Все произошло в мгновение ока. Хоть мы и были готовы к защите, Фицко напал на батрака так стремительно, что сбил его с козел и откатился с ним к канаве. На меня спрыгнул гайдук, потом еще один и еще. Они крепко связали нас, а когда мы стали звать на помощь, заткнули нам рты. Наши крики остались без ответа. На заставе все спали.
«Киньте их в повозку! — приказал гайдукам Фицко. — Пастора самое лучшее было бы убить на месте, но зачем же так огорчать чахтичан? Мы не хотим, чтобы овечки плакали по своему пастуху?»

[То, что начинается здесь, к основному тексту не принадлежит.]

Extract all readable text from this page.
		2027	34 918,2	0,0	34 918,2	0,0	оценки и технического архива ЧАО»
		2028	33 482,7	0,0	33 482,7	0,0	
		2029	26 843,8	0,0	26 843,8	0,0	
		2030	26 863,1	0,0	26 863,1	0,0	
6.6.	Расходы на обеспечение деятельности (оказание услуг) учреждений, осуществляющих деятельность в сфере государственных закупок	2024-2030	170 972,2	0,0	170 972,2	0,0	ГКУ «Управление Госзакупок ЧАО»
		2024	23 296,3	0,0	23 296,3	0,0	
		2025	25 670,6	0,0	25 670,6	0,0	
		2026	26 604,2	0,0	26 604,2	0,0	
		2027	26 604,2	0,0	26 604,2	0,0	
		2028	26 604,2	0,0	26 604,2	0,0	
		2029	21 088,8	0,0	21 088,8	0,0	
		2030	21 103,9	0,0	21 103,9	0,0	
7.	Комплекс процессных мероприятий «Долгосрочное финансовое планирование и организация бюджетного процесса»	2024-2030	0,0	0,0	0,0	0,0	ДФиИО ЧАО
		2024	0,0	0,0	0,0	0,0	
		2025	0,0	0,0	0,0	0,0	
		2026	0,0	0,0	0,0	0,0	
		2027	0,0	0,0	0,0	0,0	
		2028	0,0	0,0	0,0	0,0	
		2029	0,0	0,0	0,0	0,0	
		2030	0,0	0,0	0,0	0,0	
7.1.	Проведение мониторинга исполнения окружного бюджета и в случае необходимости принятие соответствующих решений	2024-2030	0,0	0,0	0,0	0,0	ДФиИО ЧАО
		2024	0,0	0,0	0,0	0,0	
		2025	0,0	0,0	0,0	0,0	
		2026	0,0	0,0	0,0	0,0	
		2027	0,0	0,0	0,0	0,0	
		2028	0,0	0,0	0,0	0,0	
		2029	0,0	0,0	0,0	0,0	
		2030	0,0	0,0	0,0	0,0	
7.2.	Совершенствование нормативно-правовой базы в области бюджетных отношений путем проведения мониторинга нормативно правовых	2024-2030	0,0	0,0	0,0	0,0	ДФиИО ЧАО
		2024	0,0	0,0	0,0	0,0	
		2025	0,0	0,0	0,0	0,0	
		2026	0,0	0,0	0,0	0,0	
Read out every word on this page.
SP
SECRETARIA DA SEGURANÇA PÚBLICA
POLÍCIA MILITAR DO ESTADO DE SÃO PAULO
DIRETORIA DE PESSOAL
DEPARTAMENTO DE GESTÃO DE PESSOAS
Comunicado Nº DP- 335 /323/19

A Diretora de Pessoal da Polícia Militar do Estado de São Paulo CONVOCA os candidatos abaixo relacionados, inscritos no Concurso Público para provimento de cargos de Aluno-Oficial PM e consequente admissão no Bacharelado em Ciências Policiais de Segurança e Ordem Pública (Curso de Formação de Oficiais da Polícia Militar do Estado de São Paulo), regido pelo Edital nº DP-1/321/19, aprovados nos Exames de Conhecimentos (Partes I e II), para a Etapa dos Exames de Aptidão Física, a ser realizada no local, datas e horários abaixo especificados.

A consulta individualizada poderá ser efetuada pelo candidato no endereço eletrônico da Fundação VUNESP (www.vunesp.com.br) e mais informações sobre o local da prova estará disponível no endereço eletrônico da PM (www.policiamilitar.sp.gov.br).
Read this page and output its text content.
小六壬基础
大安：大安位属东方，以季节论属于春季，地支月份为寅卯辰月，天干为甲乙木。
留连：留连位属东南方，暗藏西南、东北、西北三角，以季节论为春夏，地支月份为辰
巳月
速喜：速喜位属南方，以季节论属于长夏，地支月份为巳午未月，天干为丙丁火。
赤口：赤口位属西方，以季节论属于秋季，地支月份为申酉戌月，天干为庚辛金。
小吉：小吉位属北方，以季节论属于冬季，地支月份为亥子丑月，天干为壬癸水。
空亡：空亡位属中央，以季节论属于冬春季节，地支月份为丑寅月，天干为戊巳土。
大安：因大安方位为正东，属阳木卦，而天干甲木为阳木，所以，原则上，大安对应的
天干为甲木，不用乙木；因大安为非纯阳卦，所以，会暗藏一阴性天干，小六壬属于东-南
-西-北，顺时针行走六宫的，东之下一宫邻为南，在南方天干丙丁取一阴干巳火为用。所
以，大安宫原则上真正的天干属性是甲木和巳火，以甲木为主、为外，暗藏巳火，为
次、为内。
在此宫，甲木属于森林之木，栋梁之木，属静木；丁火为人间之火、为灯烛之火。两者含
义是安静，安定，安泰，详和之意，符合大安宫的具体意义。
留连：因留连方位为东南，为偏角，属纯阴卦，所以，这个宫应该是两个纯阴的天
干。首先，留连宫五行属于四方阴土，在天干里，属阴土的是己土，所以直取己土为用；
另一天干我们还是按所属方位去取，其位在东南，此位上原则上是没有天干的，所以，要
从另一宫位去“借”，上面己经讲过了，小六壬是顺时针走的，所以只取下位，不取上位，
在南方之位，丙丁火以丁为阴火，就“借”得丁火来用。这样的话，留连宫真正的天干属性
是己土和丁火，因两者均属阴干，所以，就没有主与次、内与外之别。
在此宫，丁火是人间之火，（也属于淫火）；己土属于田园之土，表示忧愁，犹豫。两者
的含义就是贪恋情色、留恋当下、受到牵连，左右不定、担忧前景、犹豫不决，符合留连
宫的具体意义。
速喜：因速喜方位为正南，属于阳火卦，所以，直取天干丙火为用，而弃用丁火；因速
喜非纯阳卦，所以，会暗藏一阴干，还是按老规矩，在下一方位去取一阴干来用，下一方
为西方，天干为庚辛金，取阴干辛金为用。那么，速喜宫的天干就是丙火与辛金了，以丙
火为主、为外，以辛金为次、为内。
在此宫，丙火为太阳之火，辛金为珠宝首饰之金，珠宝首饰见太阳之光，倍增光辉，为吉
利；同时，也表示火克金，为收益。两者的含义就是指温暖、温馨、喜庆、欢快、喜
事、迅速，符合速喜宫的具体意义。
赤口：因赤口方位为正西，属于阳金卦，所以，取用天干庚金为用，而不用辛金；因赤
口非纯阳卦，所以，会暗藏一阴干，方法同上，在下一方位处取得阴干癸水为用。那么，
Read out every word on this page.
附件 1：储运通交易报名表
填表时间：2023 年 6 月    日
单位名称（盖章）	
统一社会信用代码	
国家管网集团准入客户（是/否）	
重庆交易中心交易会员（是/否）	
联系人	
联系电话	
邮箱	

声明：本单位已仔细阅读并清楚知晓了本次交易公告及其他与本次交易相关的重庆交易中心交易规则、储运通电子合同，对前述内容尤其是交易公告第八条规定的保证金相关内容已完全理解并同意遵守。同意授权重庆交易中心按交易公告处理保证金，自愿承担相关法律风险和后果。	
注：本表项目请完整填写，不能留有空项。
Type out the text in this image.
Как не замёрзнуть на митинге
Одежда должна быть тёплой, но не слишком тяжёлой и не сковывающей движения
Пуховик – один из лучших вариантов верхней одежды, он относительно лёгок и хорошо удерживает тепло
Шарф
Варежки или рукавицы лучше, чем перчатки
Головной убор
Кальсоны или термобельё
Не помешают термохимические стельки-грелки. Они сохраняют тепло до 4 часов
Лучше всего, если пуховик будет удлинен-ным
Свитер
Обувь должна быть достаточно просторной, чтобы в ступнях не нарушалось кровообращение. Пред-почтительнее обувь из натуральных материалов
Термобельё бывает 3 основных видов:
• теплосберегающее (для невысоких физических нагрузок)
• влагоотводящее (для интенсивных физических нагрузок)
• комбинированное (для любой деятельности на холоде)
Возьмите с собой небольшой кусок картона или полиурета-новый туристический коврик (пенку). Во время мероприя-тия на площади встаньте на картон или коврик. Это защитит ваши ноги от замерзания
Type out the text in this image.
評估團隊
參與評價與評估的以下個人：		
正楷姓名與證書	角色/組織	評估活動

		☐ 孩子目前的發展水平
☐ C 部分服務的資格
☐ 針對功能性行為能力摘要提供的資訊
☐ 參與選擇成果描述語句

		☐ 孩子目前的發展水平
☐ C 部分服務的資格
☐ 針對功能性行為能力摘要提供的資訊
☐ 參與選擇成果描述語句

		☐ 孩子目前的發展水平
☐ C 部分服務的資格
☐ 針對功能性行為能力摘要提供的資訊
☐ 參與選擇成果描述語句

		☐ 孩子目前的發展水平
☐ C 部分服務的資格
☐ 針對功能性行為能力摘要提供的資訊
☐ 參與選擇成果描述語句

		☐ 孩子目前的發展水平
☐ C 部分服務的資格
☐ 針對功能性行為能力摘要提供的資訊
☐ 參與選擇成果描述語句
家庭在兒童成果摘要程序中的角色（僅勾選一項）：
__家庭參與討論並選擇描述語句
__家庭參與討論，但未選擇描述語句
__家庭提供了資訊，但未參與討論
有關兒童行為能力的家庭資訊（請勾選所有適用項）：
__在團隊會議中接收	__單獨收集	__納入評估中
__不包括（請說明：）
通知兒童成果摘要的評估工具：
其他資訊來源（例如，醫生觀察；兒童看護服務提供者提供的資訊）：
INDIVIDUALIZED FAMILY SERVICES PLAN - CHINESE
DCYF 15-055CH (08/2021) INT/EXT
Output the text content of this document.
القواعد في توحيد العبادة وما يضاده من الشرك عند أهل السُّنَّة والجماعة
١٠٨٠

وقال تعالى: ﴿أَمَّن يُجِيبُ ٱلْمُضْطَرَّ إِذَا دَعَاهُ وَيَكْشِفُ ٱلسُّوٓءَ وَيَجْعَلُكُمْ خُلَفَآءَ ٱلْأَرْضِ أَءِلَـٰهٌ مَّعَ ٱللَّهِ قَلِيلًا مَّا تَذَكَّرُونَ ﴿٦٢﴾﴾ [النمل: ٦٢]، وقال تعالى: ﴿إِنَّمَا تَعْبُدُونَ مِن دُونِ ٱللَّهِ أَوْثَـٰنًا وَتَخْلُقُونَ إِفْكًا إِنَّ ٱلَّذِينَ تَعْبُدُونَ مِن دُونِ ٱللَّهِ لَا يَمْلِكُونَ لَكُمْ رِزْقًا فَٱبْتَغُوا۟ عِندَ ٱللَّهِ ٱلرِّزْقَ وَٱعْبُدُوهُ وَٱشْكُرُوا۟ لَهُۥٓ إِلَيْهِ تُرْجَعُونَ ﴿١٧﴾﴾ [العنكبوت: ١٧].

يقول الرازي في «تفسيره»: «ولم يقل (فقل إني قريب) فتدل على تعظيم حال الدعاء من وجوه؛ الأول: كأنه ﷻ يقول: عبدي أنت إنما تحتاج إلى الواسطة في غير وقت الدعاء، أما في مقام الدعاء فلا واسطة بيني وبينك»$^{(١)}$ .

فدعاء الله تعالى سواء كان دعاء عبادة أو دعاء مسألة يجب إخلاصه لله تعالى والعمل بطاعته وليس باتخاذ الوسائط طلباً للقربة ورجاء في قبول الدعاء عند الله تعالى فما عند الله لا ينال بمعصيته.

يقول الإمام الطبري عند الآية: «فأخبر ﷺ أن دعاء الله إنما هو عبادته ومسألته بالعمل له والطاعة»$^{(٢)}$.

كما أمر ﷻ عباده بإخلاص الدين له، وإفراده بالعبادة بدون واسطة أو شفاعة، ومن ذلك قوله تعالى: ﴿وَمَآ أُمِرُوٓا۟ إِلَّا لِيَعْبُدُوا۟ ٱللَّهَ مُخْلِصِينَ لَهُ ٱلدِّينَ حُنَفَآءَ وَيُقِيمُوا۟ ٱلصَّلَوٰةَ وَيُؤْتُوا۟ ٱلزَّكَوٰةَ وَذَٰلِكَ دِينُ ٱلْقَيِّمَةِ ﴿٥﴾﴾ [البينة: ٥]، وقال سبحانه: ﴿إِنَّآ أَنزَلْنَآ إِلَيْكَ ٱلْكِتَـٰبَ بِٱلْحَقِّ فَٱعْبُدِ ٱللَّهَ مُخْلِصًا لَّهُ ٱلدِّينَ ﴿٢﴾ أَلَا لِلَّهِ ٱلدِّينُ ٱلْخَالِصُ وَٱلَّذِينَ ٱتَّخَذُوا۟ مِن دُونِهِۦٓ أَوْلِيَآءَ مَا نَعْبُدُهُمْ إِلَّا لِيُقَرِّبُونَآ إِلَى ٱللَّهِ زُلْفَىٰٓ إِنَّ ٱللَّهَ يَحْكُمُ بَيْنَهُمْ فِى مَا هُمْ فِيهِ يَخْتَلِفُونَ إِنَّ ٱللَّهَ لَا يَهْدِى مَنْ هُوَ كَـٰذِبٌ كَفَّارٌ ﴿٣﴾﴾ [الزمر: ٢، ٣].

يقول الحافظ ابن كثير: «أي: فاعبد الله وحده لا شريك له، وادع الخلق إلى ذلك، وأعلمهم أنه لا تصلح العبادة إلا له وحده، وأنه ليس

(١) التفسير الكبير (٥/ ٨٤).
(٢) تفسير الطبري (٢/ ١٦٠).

Этот дьявол делал вид, что не хочет огорчать моих прихожан. Трус! Его трусость и страх перед гневом прихожан спасли меня. Но с той минуты я точно знал, что мне не позволят долго жить. На дороге убить меня не решились, ибо потом тщетно попытались бы свалить вину на разбойников или на других неповинных. Люди догадались бы, кому нужно, чтобы меня на свете не было.
Когда мы миновали Пьештяны, Фицко, ехавший с двумя гайдуками впереди, приказал гайдуку, сидевшему на месте моего батрака, остановиться и развязать нас.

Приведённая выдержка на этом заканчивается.